でも、その前日12月7日に、マレーに上陸する陸軍部隊を輸送する艦艇の上空護衛の戦闘機が、偶然通りがかった米哨戒機を有無も言わさず撃墜しています。これが日米間の最初の一発、だったのではないかと思います。
で、米軍機を撃墜したのは陸軍の
97式戦闘機・・・あれ、有名な「隼」じゃなかったの?
ということで長い前置きの末(笑)ご紹介するのが今回の機体、日本陸軍の精鋭、キ43戦闘機中島「隼1型」です。(ちなみに主力となった2型については
以前の記事をご参照下さいませ。)
決定的な航空力の強さを見せつけた海軍とは裏腹に、陸軍は航空兵力の近代化が遅れていました。広大な太平洋を舞台とする海軍は航空機の航続距離が最重要課題だったため、零戦への機種変換がほぼ完了していたのですが、一方戦術空軍的な陸軍戦闘機は格闘戦性能が至上とされ、従来の97式戦闘機がまだ主力でした。

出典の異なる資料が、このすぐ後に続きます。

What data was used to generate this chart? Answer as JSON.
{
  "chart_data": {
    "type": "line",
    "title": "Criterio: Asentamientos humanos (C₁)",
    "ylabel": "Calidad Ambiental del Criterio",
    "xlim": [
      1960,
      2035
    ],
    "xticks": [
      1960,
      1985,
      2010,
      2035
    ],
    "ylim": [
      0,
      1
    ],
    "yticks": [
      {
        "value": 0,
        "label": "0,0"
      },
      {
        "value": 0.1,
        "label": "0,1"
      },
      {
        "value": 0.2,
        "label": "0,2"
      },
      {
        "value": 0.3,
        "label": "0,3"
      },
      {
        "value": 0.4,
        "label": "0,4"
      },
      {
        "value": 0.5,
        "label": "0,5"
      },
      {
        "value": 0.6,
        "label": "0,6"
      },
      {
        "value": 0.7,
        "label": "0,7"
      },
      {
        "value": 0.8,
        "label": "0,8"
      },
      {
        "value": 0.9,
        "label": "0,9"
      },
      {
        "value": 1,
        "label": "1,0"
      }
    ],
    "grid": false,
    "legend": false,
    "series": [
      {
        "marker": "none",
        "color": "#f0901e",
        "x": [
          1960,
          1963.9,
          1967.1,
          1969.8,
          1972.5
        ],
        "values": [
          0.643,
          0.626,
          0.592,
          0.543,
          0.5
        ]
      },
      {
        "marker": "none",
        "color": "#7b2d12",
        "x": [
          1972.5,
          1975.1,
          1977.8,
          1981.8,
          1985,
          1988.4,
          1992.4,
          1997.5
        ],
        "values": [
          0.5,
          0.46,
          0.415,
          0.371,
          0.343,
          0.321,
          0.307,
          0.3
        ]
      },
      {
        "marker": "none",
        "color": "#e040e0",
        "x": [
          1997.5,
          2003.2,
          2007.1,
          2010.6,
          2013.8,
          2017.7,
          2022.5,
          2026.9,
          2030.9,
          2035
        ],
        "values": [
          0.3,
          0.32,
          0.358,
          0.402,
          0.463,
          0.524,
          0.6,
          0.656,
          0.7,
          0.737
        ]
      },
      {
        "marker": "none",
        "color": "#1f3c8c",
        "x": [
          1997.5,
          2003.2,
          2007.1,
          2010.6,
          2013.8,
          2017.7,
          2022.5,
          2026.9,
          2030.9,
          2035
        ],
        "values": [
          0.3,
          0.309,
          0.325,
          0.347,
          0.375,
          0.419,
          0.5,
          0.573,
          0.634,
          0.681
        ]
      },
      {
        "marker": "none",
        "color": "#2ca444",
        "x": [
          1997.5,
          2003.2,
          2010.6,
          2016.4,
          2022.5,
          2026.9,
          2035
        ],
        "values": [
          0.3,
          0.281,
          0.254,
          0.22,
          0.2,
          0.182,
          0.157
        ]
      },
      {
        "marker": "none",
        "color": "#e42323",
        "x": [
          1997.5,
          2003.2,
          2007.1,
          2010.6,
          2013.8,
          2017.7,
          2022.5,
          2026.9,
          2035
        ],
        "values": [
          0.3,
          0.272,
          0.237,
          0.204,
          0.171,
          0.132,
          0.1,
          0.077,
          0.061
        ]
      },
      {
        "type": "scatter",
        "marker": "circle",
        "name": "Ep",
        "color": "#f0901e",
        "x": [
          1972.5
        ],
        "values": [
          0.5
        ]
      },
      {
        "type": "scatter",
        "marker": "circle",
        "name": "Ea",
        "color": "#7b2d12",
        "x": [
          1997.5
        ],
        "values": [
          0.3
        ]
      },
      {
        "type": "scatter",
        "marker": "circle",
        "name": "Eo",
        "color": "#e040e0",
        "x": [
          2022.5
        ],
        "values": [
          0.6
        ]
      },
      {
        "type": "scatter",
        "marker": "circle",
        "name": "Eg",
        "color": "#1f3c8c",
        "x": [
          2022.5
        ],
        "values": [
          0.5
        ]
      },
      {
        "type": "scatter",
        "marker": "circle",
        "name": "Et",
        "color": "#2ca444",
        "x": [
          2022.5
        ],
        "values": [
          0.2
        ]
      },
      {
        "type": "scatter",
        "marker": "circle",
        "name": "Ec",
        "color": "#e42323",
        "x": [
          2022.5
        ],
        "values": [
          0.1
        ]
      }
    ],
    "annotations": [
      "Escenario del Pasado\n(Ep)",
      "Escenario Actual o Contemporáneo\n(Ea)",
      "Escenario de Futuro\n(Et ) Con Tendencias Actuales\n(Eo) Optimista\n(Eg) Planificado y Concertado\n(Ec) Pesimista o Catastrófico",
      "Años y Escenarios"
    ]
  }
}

「隼」はそのため開発から2年ほどほぼ放置されていたそうです。開戦時にはたった40機ほどしか配備されていなかったそうですが、今回の機体は1941年夏に中国の漢口飛行場に配備されていた機体です。1型はまだプロペラが2枚、迷彩塗装もなくジュラルミンの肌そのままに派手な稲妻マーキングが描かれています。(
ギャラリーもどうぞ)
第一次大戦では戦闘機はむしろその存在を誇示することで、敵軍の攻撃意欲をくじく、という考えがありました。この隼1型を見ているとそんな大らかな時代の雰囲気が少し残っているような気がします。すでに泥沼にはまっていた日中戦争ですが、この美しく精悍な金属の光沢をもつ最新式の戦闘機に対する日本軍兵士の期待はさぞ大きかった事でしょう。